現地時間で2017年12月22日(金)の夜にカリフォルニア州のバンデンバーグ空軍基地から打ち上げられたSpaceXのFalcon 9ロケットは、まるでUFOか某国のミサイル発射実験を思わせる奇妙な模様を夜空に描いたことで話題になりました。その一部始終を撮影したムービーには世にも珍しい現象の模様が収められているほか、自ら地上に帰還できるFalcon 9ロケットならではの光景もクッキリと収められているものもあり、ロケット好き必見の内容となっています。

Here's a Time-Lapse of SpaceX's 'UFO' Rocket Launch

https://petapixel.com/2017/12/26/heres-time-lapse-spacexs-ufo-rocket-launch/

Why did last week's SpaceX launch look so strange? | Popular Science

https://www.popsci.com/spacex-launch-look-strange-alien

SpaceXが打ち上げたFalcon 9ロケットはイリジウム・コミュニケーションズの通信衛星10基を搭載して打ち上げられ、まもなく夜になろうとしていたカリフォルニアの空にひときわまぶしく輝く模様を描き出しました。その様子はイーロン・マスクCEOも把握しており、自身のTwitterアカウントで「北朝鮮からの核宇宙人UFO」とジョークを飛ばしています。





今回の打ち上げで話題になったのが、ロケットが作りだした軌跡の描いた模様でした。その様子を微速度撮影した以下のタイムラプスムービーでは、その模様が変化する様子が美麗に捉えられています。

SpaceX Falcon 9 Rocket Launch Timelapse - YouTube

夕方から夜になろうとするカリフォルニアの空に、白く光るFalcon 9ロケットの軌跡。このムービーを撮影したのは、アリゾナ州在住のカメラマン、ジェシ・ワトソンさんで、4台のカメラと5本のレンズを駆使して一部始終を捉えています。



ムービーでは、大きく広がる白煙のようなものを残しながら地平線のかなたへと飛んで行くFalcon 9ロケットの様子を見ることができます。



ワトソンさんは、めったにない珍しい機会を収めることに成功。

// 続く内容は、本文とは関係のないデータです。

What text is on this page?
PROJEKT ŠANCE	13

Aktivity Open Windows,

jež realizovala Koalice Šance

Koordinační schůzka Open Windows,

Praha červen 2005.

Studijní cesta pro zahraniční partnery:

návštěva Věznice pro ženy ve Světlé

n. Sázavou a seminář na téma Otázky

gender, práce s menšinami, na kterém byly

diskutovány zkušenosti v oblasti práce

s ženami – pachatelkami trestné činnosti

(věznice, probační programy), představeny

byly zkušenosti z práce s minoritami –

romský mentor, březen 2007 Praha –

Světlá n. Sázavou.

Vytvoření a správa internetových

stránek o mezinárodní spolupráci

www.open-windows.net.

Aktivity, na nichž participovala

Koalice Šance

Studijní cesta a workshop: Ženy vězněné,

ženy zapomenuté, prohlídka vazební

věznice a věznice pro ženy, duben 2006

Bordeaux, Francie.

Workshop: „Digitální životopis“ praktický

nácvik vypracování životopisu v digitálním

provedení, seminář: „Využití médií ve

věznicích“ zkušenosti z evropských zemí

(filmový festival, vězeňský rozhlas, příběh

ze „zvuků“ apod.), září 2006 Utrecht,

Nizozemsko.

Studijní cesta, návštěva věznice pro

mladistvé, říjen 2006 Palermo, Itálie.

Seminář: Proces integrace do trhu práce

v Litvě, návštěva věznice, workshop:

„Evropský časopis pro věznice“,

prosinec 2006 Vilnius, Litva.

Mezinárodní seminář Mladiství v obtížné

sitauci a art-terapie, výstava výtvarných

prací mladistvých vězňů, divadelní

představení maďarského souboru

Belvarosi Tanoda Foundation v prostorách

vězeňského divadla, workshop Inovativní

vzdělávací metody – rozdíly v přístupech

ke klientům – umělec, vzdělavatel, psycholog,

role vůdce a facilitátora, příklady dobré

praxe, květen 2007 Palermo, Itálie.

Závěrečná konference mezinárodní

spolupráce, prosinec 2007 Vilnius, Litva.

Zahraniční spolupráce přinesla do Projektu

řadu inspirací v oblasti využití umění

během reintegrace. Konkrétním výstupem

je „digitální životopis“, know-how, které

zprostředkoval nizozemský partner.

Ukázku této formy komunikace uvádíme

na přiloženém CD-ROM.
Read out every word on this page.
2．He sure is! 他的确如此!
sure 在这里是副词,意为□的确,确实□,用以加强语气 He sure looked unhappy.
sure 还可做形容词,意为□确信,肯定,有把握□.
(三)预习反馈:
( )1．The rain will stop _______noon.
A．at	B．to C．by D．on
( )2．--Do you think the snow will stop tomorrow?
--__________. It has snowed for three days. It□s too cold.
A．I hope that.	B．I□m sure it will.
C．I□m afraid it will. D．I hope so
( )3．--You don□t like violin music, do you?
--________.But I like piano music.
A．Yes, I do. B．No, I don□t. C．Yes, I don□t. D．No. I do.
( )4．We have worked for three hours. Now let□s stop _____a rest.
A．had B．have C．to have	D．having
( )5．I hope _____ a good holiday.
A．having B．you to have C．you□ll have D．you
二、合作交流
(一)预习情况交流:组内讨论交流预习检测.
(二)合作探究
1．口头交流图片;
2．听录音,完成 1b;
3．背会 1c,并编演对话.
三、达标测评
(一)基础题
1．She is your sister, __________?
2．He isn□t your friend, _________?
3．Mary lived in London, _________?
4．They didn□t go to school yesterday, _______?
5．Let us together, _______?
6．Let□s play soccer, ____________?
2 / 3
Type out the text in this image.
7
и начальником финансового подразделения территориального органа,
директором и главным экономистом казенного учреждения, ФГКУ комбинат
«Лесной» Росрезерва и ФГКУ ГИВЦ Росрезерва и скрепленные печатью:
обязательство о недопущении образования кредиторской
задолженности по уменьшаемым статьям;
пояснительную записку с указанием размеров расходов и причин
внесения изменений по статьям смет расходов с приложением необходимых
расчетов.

空に漂う白い模様が時間と共にゆっくりと変化するというスケール感あふれる様子が捉えられています。



ちなみにワトソンさんが使ったカメラの種類は「Nikon D810(×2台)」「Sony a6500」「Sony a7S II」で、使用したレンズは「Nikon 14-24mm f/2.8」「Nikon 24-70mm f/2.8」「Nikon 85mm f/1.8」「Nikon 25mm f/2.2」「Tamron 150-600mm f/5-6.3」だそうです。



軌跡が夜空にくっきりと浮かび上がった原因は、当時の気象状況と時間帯が大きく関わっているとのこと。ロケットが飛んで行く空域は当時、非常に冷たくて乾燥した空気の層となっており、そこにファルコン9のロケットエンジンから排出されたガスに含まれる「水」が放出されることで小さな氷の粒が生じます。また、地表近くではもう夜になろうとしていた一方で、ロケットが飛んでいた高度ではまだ太陽が沈まずに日光が届いていた状態。これらの条件が重なることで、夜になろうとしているカリフォルニアの空で、ロケットから吐き出された水か氷の粒となって太陽光を受け、明るく輝いて人々を驚かせたというわけです。ロケットの軌跡というと、飛行機雲と同じように一直線というイメージがありますが、今回の軌跡が奇妙な模様を描いたのは、高度が高くて気圧が低いため、ロケットのノズルから噴射されたガスが大きく広がったことが理由の1つとして考えられています。

もう1つは、珍しい気象条件のおかげで一般の人が撮影に成功したムービーで見ることができる、Falcon 9ロケットならではの理由です。

SpaceX Iridium NEXT 4 Launch Telephoto From Manhattan Beach CA - YouTube

打ち上げられたFalcon 9ロケット。明るい光を放ちながら上昇を続けます。



打ち上げから約2分30秒後、時速約7500kmにまで加速したFalcon 9ロケットは第1段ブースターを切り離し、ついで第2段ロケットに点火して宇宙空間を目指します。



すると、第2段ロケットから吹き出されるガスの形状に大きな乱れが。



なんとこれは、役目を終えた第1段ロケットが方向転換するためにガスを噴射したためでした。つまり、第1段ロケットを再利用するFalcon 9だからこその「乱れ」だったというわけです。ムービーには、宇宙を目指して上昇を続ける第2段ロケット(下図左)と、着地点を目指して方向転換する第1段ロケット(右)の様子が克明に収められています。



なお、今回の打ち上げでは第1段ロケットは回収されず、予定された場所に落下した模様。ムービーには、姿勢制御用のスラスターからガスを吹きつつ、落下地点を目指す第1段ロケットの様子が収められています。